Use the arrow keys on your keyboard to navigate to bases of interest.

Create a new variation feature from the Variance Table at position 338 by

selecting that cell in the Variance Table and then executing the Sequence >

Mark Selection As Feature command.

Click OK.

SEQUENCHER defaults to the variation feature key, because this was the last feature key used. The new feature name is "variation" and it is also red and underlined.

Click on the Reports button to open the Reports dialog

You have several reporting options available to you, so that you can share the

contents of the Variance Table outside of SEQUENCHER. Reporting is disabled in the Demo, but you can view sample reports in SEQUENCHER help. The image

below is the result of creating a Variance Table from the Row Selection for positions 153 – 338.

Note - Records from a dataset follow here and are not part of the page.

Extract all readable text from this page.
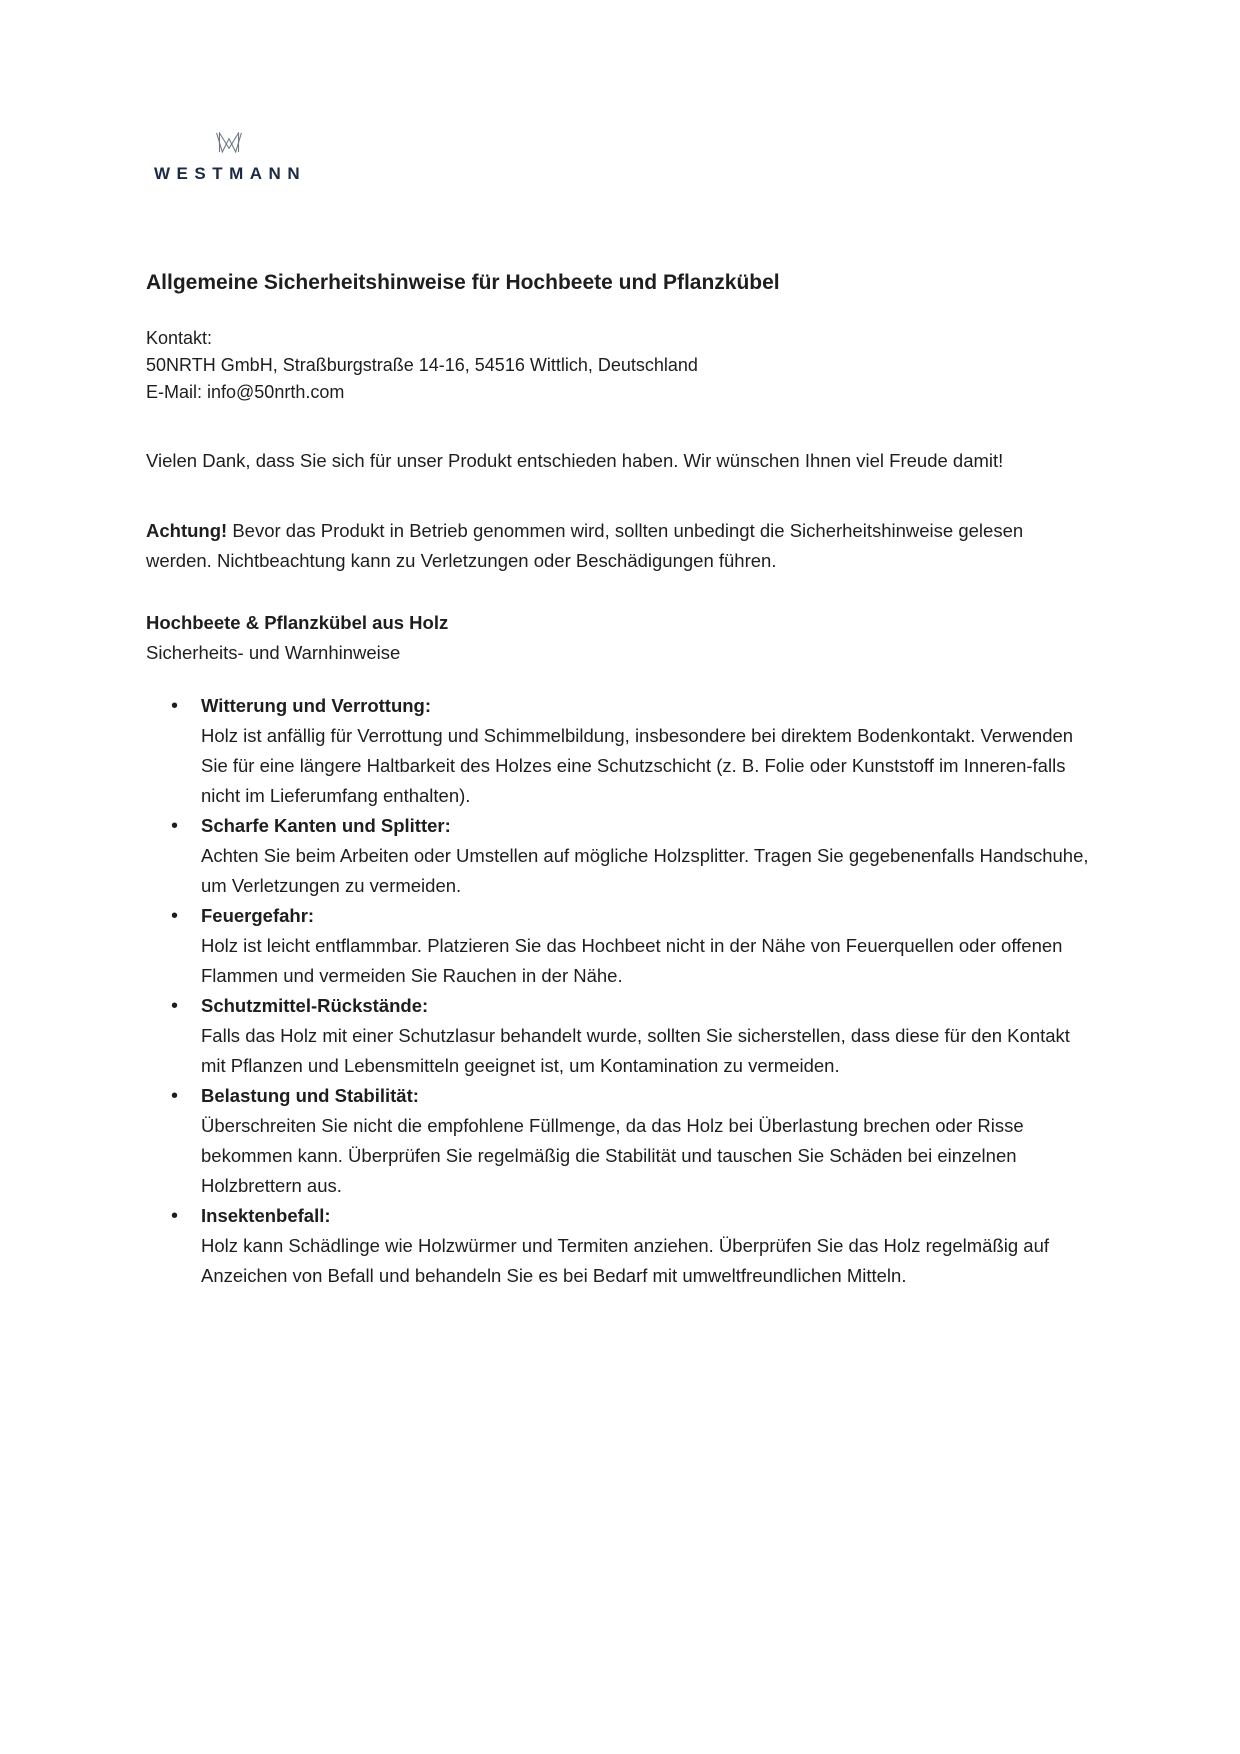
WESTMANN
Allgemeine Sicherheitshinweise für Hochbeete und Pflanzkübel

Kontakt:

50NRTH GmbH, Straßburgstraße 14-16, 54516 Wittlich, Deutschland

E-Mail: info@50nrth.com

Vielen Dank, dass Sie sich für unser Produkt entschieden haben. Wir wünschen Ihnen viel Freude damit!

Achtung! Bevor das Produkt in Betrieb genommen wird, sollten unbedingt die Sicherheitshinweise gelesen werden. Nichtbeachtung kann zu Verletzungen oder Beschädigungen führen.

Hochbeete & Pflanzkübel aus Holz

Sicherheits- und Warnhinweise

• Witterung und Verrottung:
Holz ist anfällig für Verrottung und Schimmelbildung, insbesondere bei direktem Bodenkontakt. Verwenden Sie für eine längere Haltbarkeit des Holzes eine Schutzschicht (z. B. Folie oder Kunststoff im Inneren-falls nicht im Lieferumfang enthalten).
• Scharfe Kanten und Splitter:
Achten Sie beim Arbeiten oder Umstellen auf mögliche Holzsplitter. Tragen Sie gegebenenfalls Handschuhe, um Verletzungen zu vermeiden.
• Feuergefahr:
Holz ist leicht entflammbar. Platzieren Sie das Hochbeet nicht in der Nähe von Feuerquellen oder offenen Flammen und vermeiden Sie Rauchen in der Nähe.
• Schutzmittel-Rückstände:
Falls das Holz mit einer Schutzlasur behandelt wurde, sollten Sie sicherstellen, dass diese für den Kontakt mit Pflanzen und Lebensmitteln geeignet ist, um Kontamination zu vermeiden.
• Belastung und Stabilität:
Überschreiten Sie nicht die empfohlene Füllmenge, da das Holz bei Überlastung brechen oder Risse bekommen kann. Überprüfen Sie regelmäßig die Stabilität und tauschen Sie Schäden bei einzelnen Holzbrettern aus.
• Insektenbefall:
Holz kann Schädlinge wie Holzwürmer und Termiten anziehen. Überprüfen Sie das Holz regelmäßig auf Anzeichen von Befall und behandeln Sie es bei Bedarf mit umweltfreundlichen Mitteln.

13. Create a Translated Variance Table

In addition to the Variance Table, which displays the results of the comparison of DNA sequences, Sequencher provides a Translated Variance Table, which displays the differences in the translation of DNA sequences. The following directs you to create the translated "sister" table to the currently open Variance Table, but you can also create a Translated Variance Table directly from a contig by selecting sequence names in the contig or by selecting contigs in a Project window.

While you are still in the Review mode of this Variance Table, click on the

Translation button on the button bar of the Variance Table window.